Pada kambing dan domba, metode hematokrit membutuhkan waktu centrifuse
yang lebih lama (10-20 menit), sedangkan spesies lainnya cukup 5 menit saja.
Pada kambing, parameter darah merah yaitu SDM, HB dan HCT nilainya lebih
15 tinggi di akhir musim panas dan musim gugur dibandingkan pada musim dingin
dan musim semi. Sedangkan pada sapi, nilainya paling tinggi selama bulan-bulan
paling dingin dan paling rendah selama bulan-bulan terhangat ditahun tersebut.
Perbedaan nilai ini dapat pula terjadi akibat kesalahan teknik terutama yang
disebabkan oleh metode pengambilan darah, tipe dan konsentrasi antikoagulan
serta metode yang dipakai untuk determinasi perhitungan SDM dan SDP,
konsentrasi HB dan HCT (Aliambar, 1999).
2.7.4 Hemoglobin
Hemoglobin (HB) adalah pigmen merah pembawa oksigen dalam sel
darah merah vertebrata, yang merupakan suatu protein yang kaya akan zat besi.
Konsentrasi hemoglobin normal pada manusia dewasa adalah 14-16 g/dl darah
atau rata-rata 15 gram setiap 100 ml arah dan jumlah ini biasanya disebut 100
persen (Pearce, 2006). Dan diperkirakan terdapat kira-kira 750 gram hemoglobin
dalam seluruh darah yang beredar. Hemoglobin (HB) sangat penting untuk
mempertahankan kehidupan sebab ia membawa dan mengirim oksigen ke
jaringan-jaringan. Sekitar 400 juta molekul hemoglobin ada dalam sel darah
merah dan meliputi 95% dari berat keringnya. Sedangkan sintesis hemoglobin dan
proses destruksinya seimbang dalam kondisi fisiologis dan adanya gangguan pada
salah satunya dapat menimbulkan gangguan hematologis yang nyata (Aliambar
1999).
Hemoglobin mengandung senyawa protein yang berisi globin dan heme.
Setiap gram hemoglobin berisi 3,34 mg zat besi dan membawa 1,34 ml oksigen.

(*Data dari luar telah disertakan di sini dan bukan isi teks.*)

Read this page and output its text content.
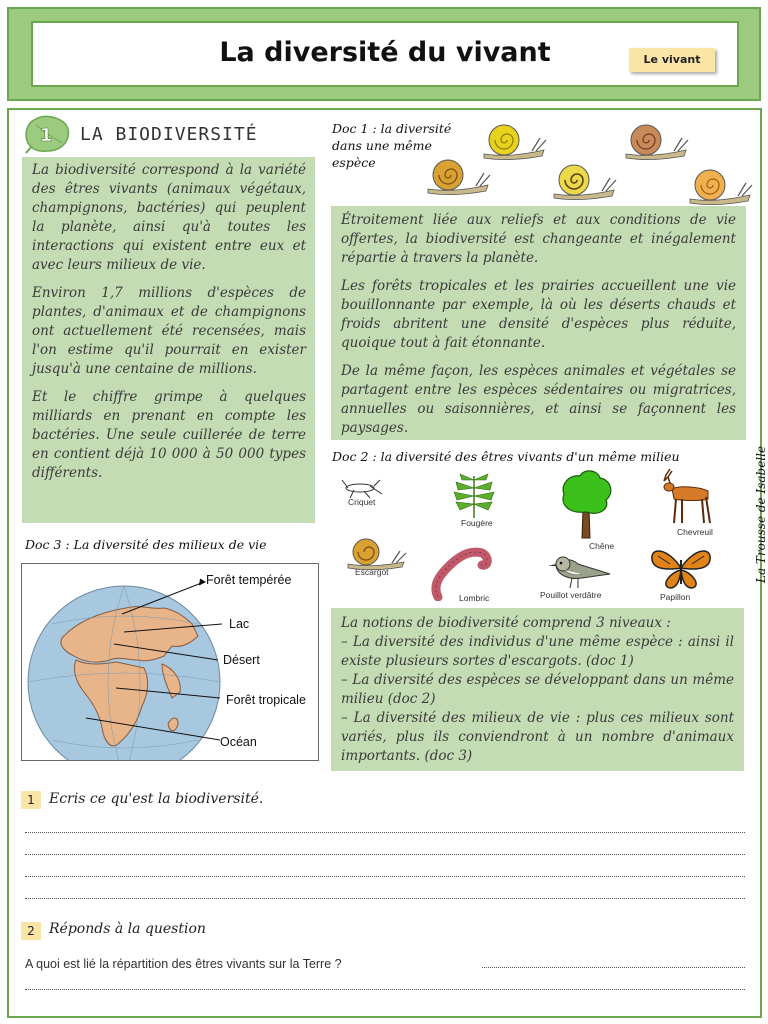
La diversité du vivant	Le vivant
1 LA BIODIVERSITÉ

La biodiversité correspond à la variété des êtres vivants (animaux végétaux, champignons, bactéries) qui peuplent la planète, ainsi qu'à toutes les interactions qui existent entre eux et avec leurs milieux de vie.

Environ 1,7 millions d'espèces de plantes, d'animaux et de champignons ont actuellement été recensées, mais l'on estime qu'il pourrait en exister jusqu'à une centaine de millions.

Et le chiffre grimpe à quelques milliards en prenant en compte les bactéries. Une seule cuillerée de terre en contient déjà 10 000 à 50 000 types différents.

Doc 1 : la diversité dans une même espèce

Étroitement liée aux reliefs et aux conditions de vie offertes, la biodiversité est changeante et inégalement répartie à travers la planète.

Les forêts tropicales et les prairies accueillent une vie bouillonnante par exemple, là où les déserts chauds et froids abritent une densité d'espèces plus réduite, quoique tout à fait étonnante.

De la même façon, les espèces animales et végétales se partagent entre les espèces sédentaires ou migratrices, annuelles ou saisonnières, et ainsi se façonnent les paysages.

Doc 2 : la diversité des êtres vivants d'un même milieu
Criquet
Fougère
Chêne
Chevreuil
Escargot
Lombric	Pouillot verdâtre	Papillon
La Trousse de Isabelle
Doc 3 : La diversité des milieux de vie
Forêt tempérée
Lac
Désert
Forêt tropicale
Océan

La notions de biodiversité comprend 3 niveaux :
– La diversité des individus d'une même espèce : ainsi il existe plusieurs sortes d'escargots. (doc 1)
– La diversité des espèces se développant dans un même milieu (doc 2)
– La diversité des milieux de vie : plus ces milieux sont variés, plus ils conviendront à un nombre d'animaux importants. (doc 3)

1	Ecris ce qu'est la biodiversité.
2	Réponds à la question
A quoi est lié la répartition des êtres vivants sur la Terre ?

Setiap molekul hemoglobin berisi 4 heme unti masing-masing bergabung dengan
satu rangkaian globin yang mempunyai residu asam amino. Hemoglobin
dilepaskan dalam bentuk bebas bila terjadi hemolisis sedangkan batas antara
hemoglobin dan stroma sel darah merah mengalami kerobekan yang disebabkan
oleh agen penyebab hemolisis. Kadar hemoglobin yang rendah dapat dijadikan
sebagai petunjuk mengenai rendahnya kandungan protein pakan, defisiensi
vitamin atau ikan mendapat infeksi. Sedangkan kadar tinggi menunjukkan bahwa
ikan sedang berada dalam kondisi stress (Wells, 2005 dalam Kuswardani, 2006).